While the index closed up more than 1.8% on Monday, it still shed more than 5% of its volume during the turbulent month, which was also the S&P 500’s worst-performing January in more than a decade.
Other indexes also fared poorly, with the tech-heavy Nasdaq tumbling more than 9% this month and the Dow Jones Industrial Average also in the red, although the Dow rose more than 400 points, or 1.17%, Monday. The Russell 2000, which gauges the performance of smaller companies and is seen as a barometer of the U.S. economy, was down more than 10% this month.
Some of the trading this month was marked by large shifts, with stocks down by wide margins before paring those losses in wild intraday swings.

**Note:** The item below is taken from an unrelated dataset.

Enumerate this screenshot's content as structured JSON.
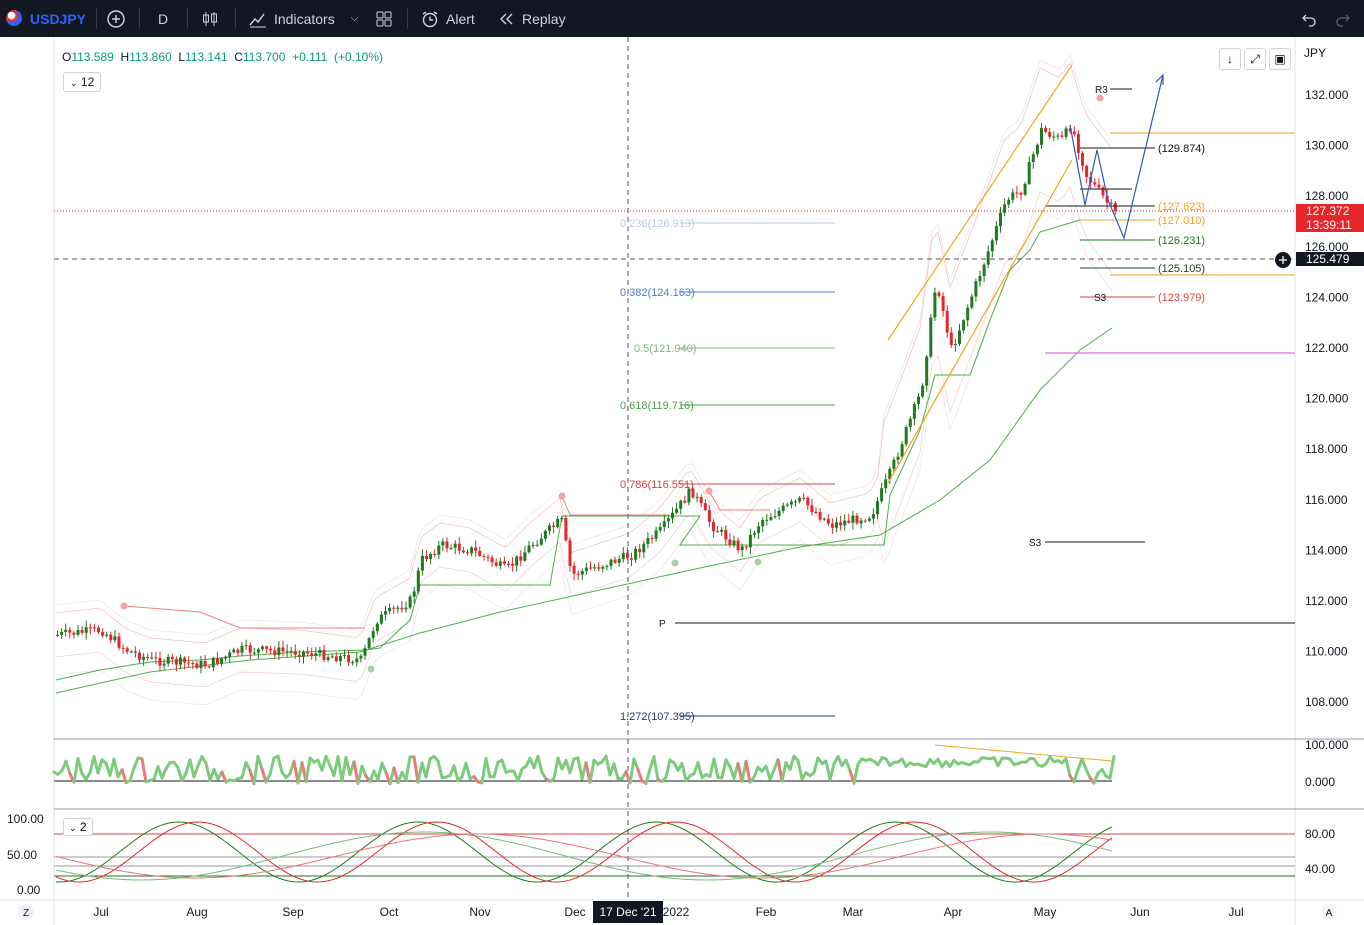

Investors retreating from assets such as equities amid anxiety about the Federal Reserve drove a lot of the mercurial trading.
The central bank’s Federal Open Market Committee, which sets interest rates, met earlier this month and signaled that the first upward revision to the federal funds rate in years is likely to come in March, with multiple more on the agenda for 2022.
The central bank is hiking rates in response to burgeoning inflation, which has accelerated to 7% in the year ending in December, the fastest pace since 1982, according to the Bureau of Labor Statistics. The Fed must toe the line between hiking rates enough to dampen the higher prices while trying its best to mitigate losses to the country’s economic recovery.